Stellen Sie sich vor, Sie könnten Ihren Handwerker mit selbst gebackenem Kuchen entlohnen oder das Taxi zum Arzt mit einem Blumenstrauß aus dem eigenen Garten vergüten … Was nach einer utopischen Idee klingt, ist Alltag in der Wittener Tausch- und Aktivitäten-Börse. »Wir waren schon nachhaltig, da gab es den Begriff noch gar nicht«, so Teamleiterin Monika Ruthe.

Bezahlt wird mit Arbeitszeit

In diesem Jahr wurde die Initiative beim Nachhaltigkeitspreis der Stadtwerke Witten mit dem zweiten Platz ausgezeichnet. Getauscht wird in Witten aber schon seit 1996. Damals wurde die Gruppe nach dem Vorbild der bundesweit verbreiteten Tauschringe ins Leben gerufen. Viele der einstigen Gründungsmitglieder sind heute noch aktiv dabei. Das System ist ebenso einfach wie wirkungsvoll: Die Tauschfreudigen bezahlen nicht mit Geld, sondern mit einer ganz eigenen Währung, den sogenannten Talenten. 20 Talente entsprechen einer Stunde Arbeitszeit. »Wenn ich einen Kuchen backe und dafür anderthalb Stunden brauche, kann ich dafür entweder eine andere Leistung in Anspruch nehmen oder mir die 30 Talente auf meinem Zeitkonto gutschreiben lassen«, erklärt Monika Ruthe. »Der Vorteil ist, dass nicht zwangsläufig mit der gleichen Person getauscht werden muss. Stattdessen kann ein passendes Tauschgeschäft mit einem anderen Tauschpartner zu einer anderen Zeit getätigt werden.«

Von Putzpartys und Hochzeiten

Egal ob es um Lebensmittel, Reparaturen, Unterstützung im Haushalt oder Fahrdienste geht: Wer sucht, der findet! Monika Ruthe beispielsweise backt leidenschaftlich gern. Die so gesammelten Talente gibt sie meist für Handwerksleistungen aus. »Bei uns in der Tauschbörse engagieren sich einige altgediente Handwerker, die gerne vorbeikommen, wenn die Spülmaschine repariert oder eine Gardine aufgehängt werden muss. Ich wüsste gar nicht, was ich ohne sie machen sollte.« Auch Putzpartys habe es schon gegeben, sagt die Wittenerin. »Da haben Hausfrauen ein ganzes Haus komplett geputzt.« Eine Tauschpartnerin sei nach ihrem Skiunfall von mehreren Leuten parallel versorgt worden: »Einkaufen, waschen, Arztfahrten. Es hat gut funktioniert.« Selbst Hochzeiten und runde Geburtstage wurden mit gegenseitiger Unterstützung schon ausgerichtet. »Von der Tischdeko über das Büffet, die Hochzeitstorte und den Fotografen bis hin zum Aufräumdienst.« Kooperationen mit Tauschringen anderer Städte werden ebenso gern genutzt. »Bei einem Trip nach Hamburg habe ich Balkonkästen bepflanzt und erhielt dafür eine Übernachtungsmöglichkeit«, berichtet Monika Ruthe.
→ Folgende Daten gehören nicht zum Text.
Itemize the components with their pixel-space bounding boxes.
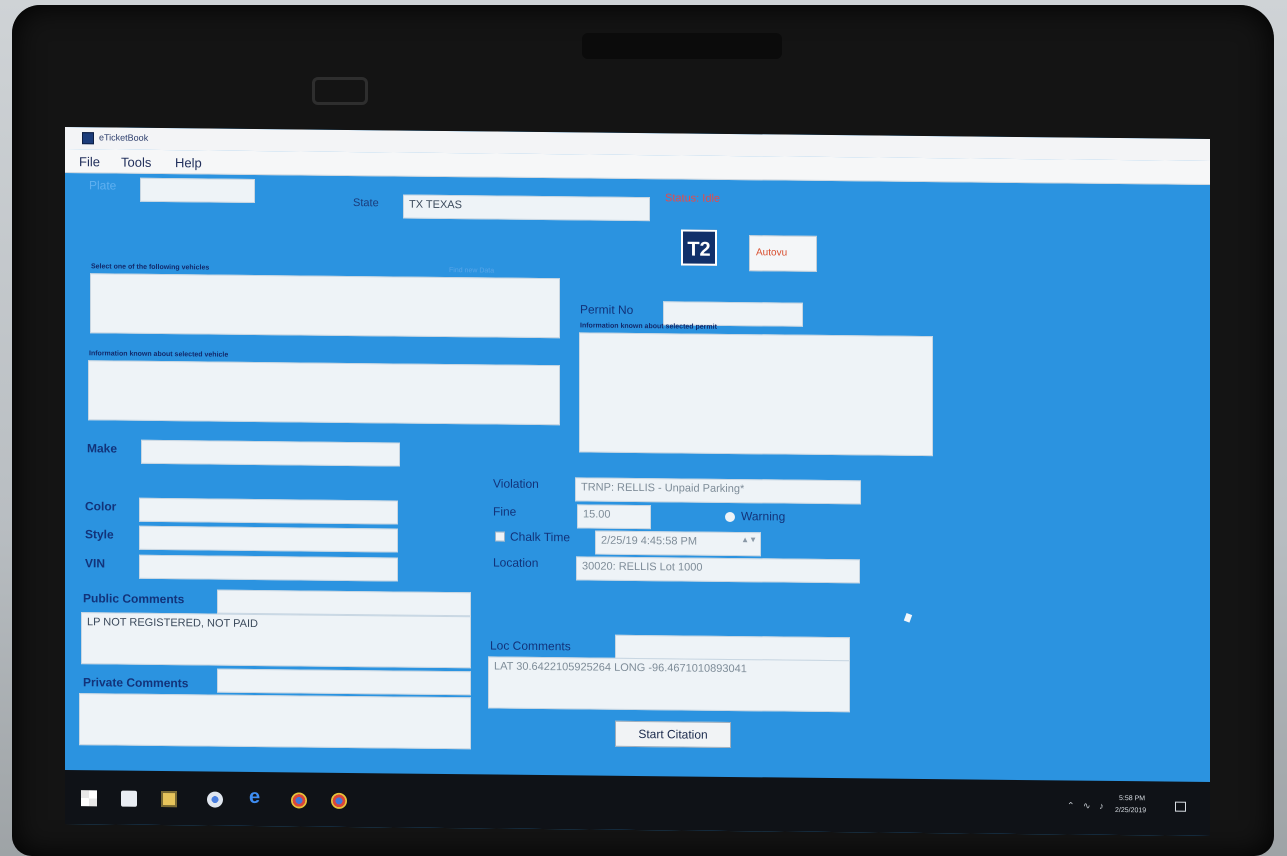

»Wie auf einem Wochenmarkt«

Was muss ich tun, wenn ich mittauschen möchte? Hier bietet sich der monatliche ›Tauschrausch‹ an. Das offene Treffen findet normalerweise an jedem letzten Sonntag im Monat im Haus der Jugend statt. Gäste können das bunte Treiben live miterleben und sich im Rahmen einer Infostunde schlau machen. Viele ergreifen die Gelegenheit, sich direkt anzumelden. Denn ein eigenes Zeitkonto ist Voraussetzung, um am Flohmarkt auf Talentebasis teilzunehmen. »Im Frühjahr werden viele Gemüsepflänzchen angeboten, im Herbst Obst, Gemüse oder selbst gemachte Marmelade«, erzählt Monika Ruthe. »Da schaut es im Haus der Jugend aus wie auf einem Wochenmarkt.« Neumitglieder zahlen bei der Anmeldung einmalig 10 Euro, um unvermeidbare Verwaltungskosten zu decken. Der Monatsbeitrag beträgt dann fünf Talente. »Man verpflichtet sich zu nichts außer dazu, aktiv zu sein«, so die Leiterin.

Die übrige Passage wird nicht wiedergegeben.